3270-year-old Amber cup discovered in a great round barrow mound that was crudely and poorly excavated in 1856 in Hove, UK
The Hove amber cup is a Bronze Age cup that was discovered in a great round barrow mound that was crudely excavated in 1856, in Hove, East Sussex, England, and is now in Hove Museum and Art Gallery.[1] It was found during the construction of Palmeira Square. The barrow was of exceptional size and quality, suggesting a date in the mid-Bronze Age. The Hove amber cup is one of only two found in Britain; the other was in Dorset. However, the two are not of the same style of craftsmanship.

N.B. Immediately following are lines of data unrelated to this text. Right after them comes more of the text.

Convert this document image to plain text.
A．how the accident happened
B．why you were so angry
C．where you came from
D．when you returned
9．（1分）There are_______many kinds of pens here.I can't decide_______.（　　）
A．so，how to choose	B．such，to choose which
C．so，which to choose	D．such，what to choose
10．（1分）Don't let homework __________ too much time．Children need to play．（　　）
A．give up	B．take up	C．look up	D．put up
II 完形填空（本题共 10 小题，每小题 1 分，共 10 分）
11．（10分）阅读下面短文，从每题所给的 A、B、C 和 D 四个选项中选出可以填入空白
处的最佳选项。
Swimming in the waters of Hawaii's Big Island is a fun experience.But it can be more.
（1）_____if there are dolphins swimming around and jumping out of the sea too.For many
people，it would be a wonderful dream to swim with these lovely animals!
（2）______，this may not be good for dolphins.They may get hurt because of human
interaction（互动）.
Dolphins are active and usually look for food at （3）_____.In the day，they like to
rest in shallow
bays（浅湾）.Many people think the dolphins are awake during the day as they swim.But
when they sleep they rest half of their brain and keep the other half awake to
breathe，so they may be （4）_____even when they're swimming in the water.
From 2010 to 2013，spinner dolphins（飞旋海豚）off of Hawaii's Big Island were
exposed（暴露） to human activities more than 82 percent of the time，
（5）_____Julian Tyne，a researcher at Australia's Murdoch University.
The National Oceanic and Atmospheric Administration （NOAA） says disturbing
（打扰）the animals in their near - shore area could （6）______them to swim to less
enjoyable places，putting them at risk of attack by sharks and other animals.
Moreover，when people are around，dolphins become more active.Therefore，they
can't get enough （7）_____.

Dated to c. 1750-1550 BCE,[2] the amber cup was found in a Wessex culture grave in a coffin made from a treetrunk. Also in the coffin were a skeleton, a Camerton (Wessex culture) type dagger, a whetstone and a small axe.[3]
It has been associated with a small group of other “unstable” cups with round bottoms, made of precious materials and found in north-western Europe. Most are in gold, but also silver, amber and shale. The Ringlemere Cup and Rillaton Cup are the two British gold cups. The amber would have come from the Baltic region, and the group suggest early trade links between Britain and Europe.[4]
Construction[edit]
The cup is made from a single piece of amber, and this suggests trading links between this part of Britain and the Baltic regions where such amber was extracted.[5]
According to the original description by Barclay Philips,
In the earth with which the coffin was filled were numerous small fragments of carious bone, apparently charred, some of which were picked out; and about the centre, as if, said one of the men, they had rested on the breast of the body interred, were found the following curious relics: —
An Amber Cup, hemispherical in shape, rather deep in proportion to its width, with a “lip” or “nick,” and ornamented merely with a band of fine lines running round the outside, about half an inch from the top. There is one handle, large enough for the insertion of a finger, ornamented with a fillet on each side of the surface, which is flat, similar to that on the cup itself. From the fact of the rim not being perfectly round, and the band before mentioned not passing over the space within the handle, and its being marked off with a line at each end, seemingly cut across, we may conjecture it to have been made and carved by hand. There are two small chips in the rim.
That on the left of the handle is fresh, and was caused by the man who found the cup accidentally striking it, as he told me, with his spade, when he first came upon it; that on the right is not so large, but is ancient, as is shown by its appearance. The cup is perfectly smooth inside and out, excepting where the earth in which it was buried still adheres to the surface; but since its exhumation the amber has cracked slightly in every part. On the cup being lifted by the handle, this broke into two pieces, having received a blow from the workman’s spade, but fortunately the fragments fit very exactly, and I have therefore easily repaired it.